Introduction — la pièce blanche ne fait presque aucun bruit

La première chose que l'on remarque en entrant dans une salle de test blanche, c'est qu'aucune musique ne joue. Les murs d'Aperture Science ne renvoient que le bruit des néons et des ventilateurs. La partition de Portal (2007, Valve), écrite par Kelly Bailey et Mike Morasky, est une ambiance presque sans contour, qui s'efface en arrière-plan comme un élément de la climatisation pendant qu'on résout les énigmes. Je veux commencer par me préparer un café noir et tendre l'oreille vers ce « silence ».

Puis, enfin, après avoir fait tomber GLaDOS et vu l'installation s'effondrer, une chanson surgit soudain. "Still Alive". Une pop électro d'environ 110 à 120 BPM, lumineuse mais empreinte d'une certaine mélancolie. C'est la voix de GLaDOS qui chante, celle de la chanteuse d'opéra Ellen McLain. Précisément parce qu'il arrive après des heures de silence, ce morceau de trois minutes frappe avec une profondeur disproportionnée.

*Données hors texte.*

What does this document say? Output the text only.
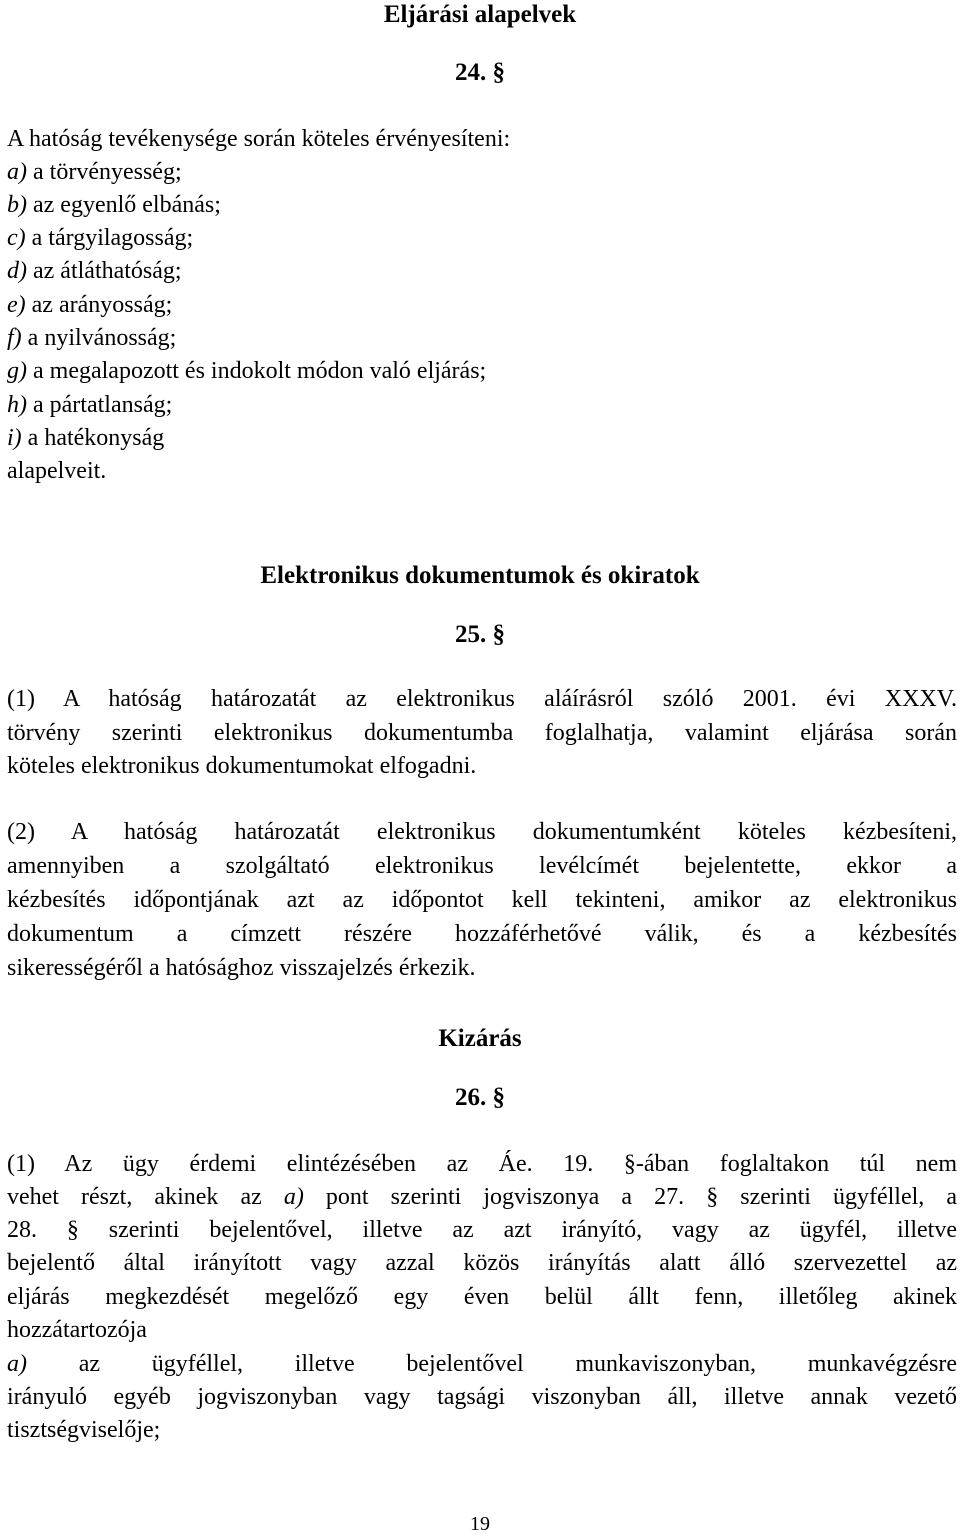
Eljárási alapelvek
24. §
A hatóság tevékenysége során köteles érvényesíteni:
a) a törvényesség;
b) az egyenlő elbánás;
c) a tárgyilagosság;
d) az átláthatóság;
e) az arányosság;
f) a nyilvánosság;
g) a megalapozott és indokolt módon való eljárás;
h) a pártatlanság;
i) a hatékonyság
alapelveit.
Elektronikus dokumentumok és okiratok
25. §
(1) A hatóság határozatát az elektronikus aláírásról szóló 2001. évi XXXV.
törvény szerinti elektronikus dokumentumba foglalhatja, valamint eljárása során
köteles elektronikus dokumentumokat elfogadni.
(2) A hatóság határozatát elektronikus dokumentumként köteles kézbesíteni,
amennyiben a szolgáltató elektronikus levélcímét bejelentette, ekkor a
kézbesítés időpontjának azt az időpontot kell tekinteni, amikor az elektronikus
dokumentum a címzett részére hozzáférhetővé válik, és a kézbesítés
sikerességéről a hatósághoz visszajelzés érkezik.
Kizárás
26. §
(1) Az ügy érdemi elintézésében az Áe. 19. §-ában foglaltakon túl nem
vehet részt, akinek az a) pont szerinti jogviszonya a 27. § szerinti ügyféllel, a
28. § szerinti bejelentővel, illetve az azt irányító, vagy az ügyfél, illetve
bejelentő által irányított vagy azzal közös irányítás alatt álló szervezettel az
eljárás megkezdését megelőző egy éven belül állt fenn, illetőleg akinek
hozzátartozója
a) az ügyféllel, illetve bejelentővel munkaviszonyban, munkavégzésre
irányuló egyéb jogviszonyban vagy tagsági viszonyban áll, illetve annak vezető
tisztségviselője;
19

Puzzle et silence — ne rien poser sur le temps de la réflexion

Ce qu'il y a de plus difficile dans la musique d'un jeu de puzzle, c'est sans doute « le courage de ne pas jouer ». Les salles de test de Portal sont faites de ce temps où le joueur fixe un mur et réorganise mentalement l'emplacement des portails. Les morceaux de la première partie que Bailey a écrits pour les salles de test se contentent d'éclairer doucement le bord des accords, pour ne pas perturber cette réflexion. Aucune mélodie qui tire, aucun tempo qui presse.

Ce qui est intéressant, c'est le moment où l'on pénètre dans les coulisses de l'installation — les passages cachés dans les interstices des murs, l'antre du fameux « Rat Man ». C'est là que la partition bascule vers les morceaux de la seconde partie écrits par Morasky, et le son prend soudain une texture inquiétante. Cette répartition — salle de test sûre égale ambiance quasi silencieuse, passage dérobé et hors des sentiers égale son tendu — signale au joueur sans carte, par le seul son, que « cet endroit n'était pas prévu ».

L'analogie avec le puzzle — le silence de la résolution, le couplet de l'instant où ça clique

J'ai la manie de tout mesurer en BPM, mais dans le cas de Portal, il n'y a rien contre quoi compter des battements. Dans les salles de test, le temps s'écoule à la vitesse de sa propre réflexion : il s'arrête quand on est bloqué, il s'accélère d'un coup quand l'idée surgit. La musique s'y accorde en « refusant de compter le temps », par une ambiance dépourvue d'ossature rythmique. Cela correspond exactement à la sensation de résoudre un puzzle. Être bousculé par un rythme pendant un moment sans réponse gâcherait tout.

En contrepartie, ce n'est qu'au moment où l'on résout l'énigme — au moment où l'on termine le jeu — que "Still Alive" arrive enfin, avec son battement, sa mélodie et ses paroles. Précisément parce qu'il y a eu ces heures sans battement, ce dernier couplet sonne comme le sentiment même de résolution, celui d'avoir « enfin avancé ». Le 'aha' du puzzle et le moment où le morceau entre dans son refrain se superposent avec une netteté toute structurelle.

Les morceaux à écouter

Commencez par ce morceau. Les paroles touchent au dénouement de l'histoire, alors si vous n'avez pas encore terminé le jeu, vous pouvez aussi le garder comme récompense pour après. C'est l'enregistrement officiel de GLaDOS chantant (le morceau auto-generated diffusé officiellement sous le nom de Jonathan Coulton).

En streaming existe aussi une reprise officielle par Coulton lui-même, "Still Alive (J.C. Version)". En la comparant à la version de GLaDOS, on est surpris de voir à quel point une même mélodie peut changer d'expression selon qui la chante : Still Alive - J.C. Version (Spotify) ↗

Conclusion — ce que je volerais si je devais composer

Si j'étais celle qui compose, voici ce que je volerais : « retenir la mélodie jusqu'au bout ». Soutenir tout le temps de la résolution par la seule texture, et ne laisser chanter qu'au moment de la résolution. C'est ce contraste qui fait qu'un seul morceau devient inoubliable pour toute une vie. L'autre chose : « donner un auteur (une narratrice) à la musique ». Le postulat selon lequel c'est GLaDOS qui a écrit la chanson transforme ces heures silencieuses en le temps de quelqu'un qui choisit de se taire.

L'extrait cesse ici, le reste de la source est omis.